1948 B.F. Goodrich/Schwinn

While I don't usually pick the ladies bikes, this one had to demand attention, brought it home yesterday. The old gentleman bought it for his wife new in 48, and she rode it very little. Unfortunetly she passed recently.
As found, original paint, stored inside the home all it's life. Vurtually like new. Love the wine color!


----------



## spoker (Feb 16, 2016)

pics dont show 4 me


----------



## fordmike65 (Feb 16, 2016)

No pics, but would love to see her


----------



## rustjunkie (Feb 16, 2016)

odd: showing on pc and ipad here


----------



## fordmike65 (Feb 16, 2016)

Nothing on my PC, phone or tapatalk over here


----------



## pedal_junky (Feb 16, 2016)

Just showing [ I M G  ]


----------



## oldfart36 (Feb 17, 2016)

Man! Everything is showing for me, what's going on! Try this again. She will clean up great!


----------



## oldfart36 (Feb 17, 2016)




----------



## oldfart36 (Feb 17, 2016)




----------



## jd56 (Feb 17, 2016)

Still no pictures 

Sent from my SM-N920V using Tapatalk


----------



## fordmike65 (Feb 17, 2016)

No bueno on my end. Weird.


----------



## mickeyc (Feb 17, 2016)

Nothing here either.

Mike


----------



## cyclingday (Feb 17, 2016)

Nada


----------



## oldfart36 (Feb 17, 2016)

Help guys!! They show up on my laptop, and desktop. Haven't had these problems until the new forum started!!  Other sites, report the same thing!


----------



## rollfaster (Feb 17, 2016)

Nothing for me either.


----------



## Dan the bike man (Feb 17, 2016)

If you want try sending them to my email, and I'll try posting for you. daniel1863@live.com


----------



## rustjunkie (Feb 17, 2016)

Did you try using the "upload a photo or file" button?


----------



## Dave Stromberger (Feb 17, 2016)

I'm working on solving this problem today.
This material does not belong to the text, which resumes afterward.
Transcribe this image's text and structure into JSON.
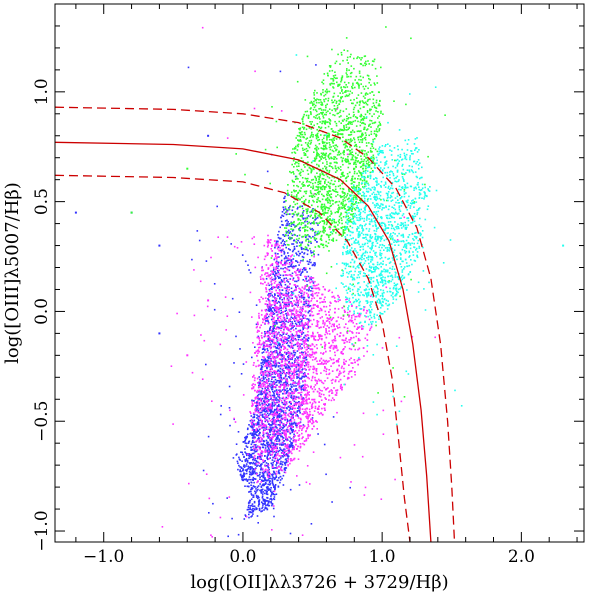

Hopefully I'll have a solution soon.

Thanks


----------



## Dave Stromberger (Feb 17, 2016)

I figured it out... Convo sent to OP.


----------



## fordmike65 (Feb 17, 2016)

This her?


----------



## rollfaster (Feb 17, 2016)

Geez, that's a beauty!


----------



## oldfart36 (Feb 18, 2016)

fordmike65 said:


> This her?





Yes, Thanks. Wow, things use to be so easy!


----------



## oldfart36 (Feb 18, 2016)

Well, thanks to Dave Stromberger, I think we got this figured out. I pulled the basket off before putting her away, a good test to see how it's working.


----------



## Dan the bike man (Feb 18, 2016)

Nice bike and cool looking building behind it with the old stuff sitting around.


----------



## Tim the Skid (Feb 18, 2016)

very nice! outstanding original condition bicycle. good buy.


----------



## juanitasmith13 (Feb 18, 2016)

Pictures today!!! WOW! I like it best minus the basket... my eldest sister would not. She enjoyed being sent to the store on her bike to bring home groceries.


----------



## Vintage Paintworx (Feb 18, 2016)

Wow! Talk about a time capsule!


----------



## vincev (Feb 18, 2016)

Beautiful bike,I would have grabbed it.Who cares if its a ladies bike.


----------



## oldfart36 (Feb 19, 2016)

Thanks guys, because of condition, this one will stay in the stable.


----------